Kegiatan ini akan menyasar seluruh desa sehingga nantinya semua desa di wilayah Kecamatan Tomoni Timur terlibat dalam gerakan ini. Sebuah perencanaan strategis yang menjadikan lomba bukan tujuan akhir, melainkan alat untuk menyebarluaskan nilai-nilai penting tentang ketahanan pangan dan pencegahan stunting.
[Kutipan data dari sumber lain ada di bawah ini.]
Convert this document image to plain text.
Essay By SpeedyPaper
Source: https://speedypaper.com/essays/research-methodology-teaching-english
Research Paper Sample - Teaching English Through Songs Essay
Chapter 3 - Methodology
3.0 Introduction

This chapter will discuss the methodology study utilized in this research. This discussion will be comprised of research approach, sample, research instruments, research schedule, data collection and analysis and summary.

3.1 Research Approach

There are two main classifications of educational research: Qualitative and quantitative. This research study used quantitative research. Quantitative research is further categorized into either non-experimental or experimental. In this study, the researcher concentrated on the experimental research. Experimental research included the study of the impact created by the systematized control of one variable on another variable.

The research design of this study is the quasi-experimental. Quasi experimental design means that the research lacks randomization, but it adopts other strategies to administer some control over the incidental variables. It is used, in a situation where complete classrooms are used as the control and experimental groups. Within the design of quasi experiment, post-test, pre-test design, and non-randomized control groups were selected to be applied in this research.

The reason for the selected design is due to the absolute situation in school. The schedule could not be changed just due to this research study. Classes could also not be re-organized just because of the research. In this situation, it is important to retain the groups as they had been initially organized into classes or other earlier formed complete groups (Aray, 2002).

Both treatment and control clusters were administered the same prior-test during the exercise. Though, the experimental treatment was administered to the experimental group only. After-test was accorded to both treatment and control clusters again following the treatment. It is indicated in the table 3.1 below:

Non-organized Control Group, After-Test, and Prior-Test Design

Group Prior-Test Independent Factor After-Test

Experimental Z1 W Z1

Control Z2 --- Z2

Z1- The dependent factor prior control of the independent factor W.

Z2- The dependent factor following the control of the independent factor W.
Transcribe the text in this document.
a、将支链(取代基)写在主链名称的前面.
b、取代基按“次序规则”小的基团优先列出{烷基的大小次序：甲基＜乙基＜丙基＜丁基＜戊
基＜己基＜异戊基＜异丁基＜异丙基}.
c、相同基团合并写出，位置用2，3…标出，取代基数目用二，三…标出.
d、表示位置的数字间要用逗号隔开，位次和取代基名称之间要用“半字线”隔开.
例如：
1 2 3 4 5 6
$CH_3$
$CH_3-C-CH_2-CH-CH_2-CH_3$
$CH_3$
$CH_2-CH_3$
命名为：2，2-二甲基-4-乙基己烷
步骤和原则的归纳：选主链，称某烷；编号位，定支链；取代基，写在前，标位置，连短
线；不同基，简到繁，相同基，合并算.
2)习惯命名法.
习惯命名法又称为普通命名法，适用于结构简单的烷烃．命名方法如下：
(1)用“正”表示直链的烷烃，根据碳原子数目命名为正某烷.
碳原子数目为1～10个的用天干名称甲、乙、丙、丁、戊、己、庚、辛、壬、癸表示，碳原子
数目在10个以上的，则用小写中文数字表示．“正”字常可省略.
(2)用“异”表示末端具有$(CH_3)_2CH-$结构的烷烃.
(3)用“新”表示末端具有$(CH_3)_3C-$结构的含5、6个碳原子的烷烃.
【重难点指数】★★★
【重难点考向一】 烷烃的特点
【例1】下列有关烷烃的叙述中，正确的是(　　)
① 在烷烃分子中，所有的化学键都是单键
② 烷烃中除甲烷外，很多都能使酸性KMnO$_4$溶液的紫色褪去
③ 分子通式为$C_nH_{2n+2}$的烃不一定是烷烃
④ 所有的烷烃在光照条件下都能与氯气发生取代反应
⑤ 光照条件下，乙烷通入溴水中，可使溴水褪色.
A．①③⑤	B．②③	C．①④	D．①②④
Camat Tomoni Timur, Yulius, yang membuka acara secara langsung, memberi penekanan yang cukup bermakna. Bahwa lomba ini bukan soal siapa juaranya, tetapi bagaimana pengetahuan tentang gizi dan konsumsi sehat bisa dipraktikkan dalam kehidupan sehari-hari. Ini bukan selebrasi keterampilan memasak, melainkan pembelajaran kolektif dari akar rumput.
Penting dicatat, keikutsertaan para ibu dalam kegiatan ini bukan sesuatu yang sepele. Ketika seorang ibu memahami konsep pangan sehat, dampaknya tidak berhenti di dapur, tapi menyebar ke meja makan, ke pola makan anak, bahkan sampai pola hidup keluarga. Dalam struktur masyarakat desa, peran ibu adalah mata air perubahan.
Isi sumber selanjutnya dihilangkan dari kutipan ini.